Возникновение принципа композиции

Говоря о превращении системы модальной формульности в систему октавных звукорядов и о переходе от синтетического понимания мелодии к пониманию аналитическому, мы умалчивали до сих пор о том, что этот процесс шел рука об руку с другим процессом — с возникновением и первыми шагами практики многоголосия. Первые упоминания об этой практике связаны с именем Скота Эриугены и с трактатом Псевдо-Хукбальда «Учебник музыки», а это значит, что идея октавных звукорядов и идея многоголосия — обе они начали реализовываться практически одновременно. При ближайшем рассмотрении выясняется, что это не просто параллельно и одновременно существующие явления, но что они представляют собой фактически две стороны одной медали. По этому поводу Н.И.Ефимова пишет следующее: «Характерную особенность второй практике придает и то, что она стала функционировать параллельно с практикой раннего многоголосия. Причем научная теория ладового осмысления хорала, сформулировавшая в средневековой модальной системе звукорядные конструкции каждого лада, его звуковой объем, единичность финального тона, а также тона речитации, определившая, наконец, позицию полутонов, тоже оформлялась одновременно с разработкой нормативов вертикальной организации звуковысотного пространства. Вспомним, к примеру, что пен-тахордная аналитическая схема Псевдо-Хукбальда из “Учебника музыки” <...> которая в истории музыкального мышления символизирует новую ступень осознания звуковысотных связей, вошла в музыкальную науку о монодии вместе с практикой квинтового органума. А хукбальдовское понимание консонанса, изложенное им в трактате “О музыке”, вмещало в себя горизонтальное и вертикальное его измерения. ...Невольно возникает вопрос, насколько точно известная нам теоретическая концепция, абстрагированная в звукорядную плоскость, отражала уровень ладового сознания монодийной эпохи»6.

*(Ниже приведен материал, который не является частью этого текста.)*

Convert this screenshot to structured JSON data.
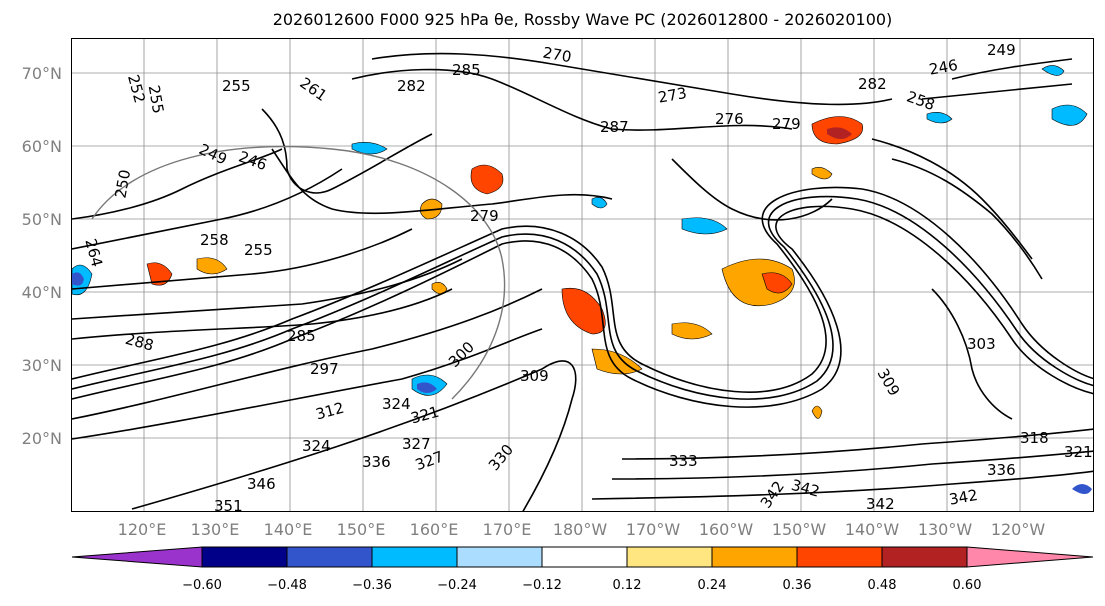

Ответ на поставленный вопрос напрашивается сам собой: известная нам теоретическая концепция Октоиха, абстрагированная в звукорядную плоскость, ни в коем случае не отражает уровень ладового сознания монодийной эпохи, но представляет собой порождение новой эпохи — эпохи многоголосия, а точнее говоря, эпохи контрапунктического многоголосия, или проще — эпохи контрапункта. И здесь мы подходим к проблеме различных оперативных пространств, ибо понятия монодии и контрапункта самым непосредственным образом связаны с этой проблемой. Когда мы говорим о системе модальной формульности и о системе октавных звукорядов, то говорим о различных видах звукового материала. Наличие различных видов звукового материала влечет за собой наличие различных пространств, в которых эти виды звукового материала могли бы существовать и структурироваться сообразно своей природе. С другой стороны, именно пространства различной природы и различной метрики обеспечивают само существование различных видов звукового материала. Таким образом, звуковой материал и оперативное пространство представляют собой нерасторжимое взаимообуславливающее единство, а это значит, что каждому виду звукового материала должно соответствовать свое оперативное пространство и каждому пространству соответствует свой вид звукового материала. Ответ на вопрос, поставленный Н.И.Ефимовой, столь однозначно прост именно потому, что в нем речь идет о соответствии вида звукового материала «своему» пространству. Система формульной модальности может существовать только в условиях монодического пространства, а система октавных звукорядов неразрывно связана с пространством контрапункта. Вот почему становление системы октавных звукорядов и процесс рационализации системы Октоиха нельзя рассматривать в отрыве от становления нового, контрапунктического, пространства.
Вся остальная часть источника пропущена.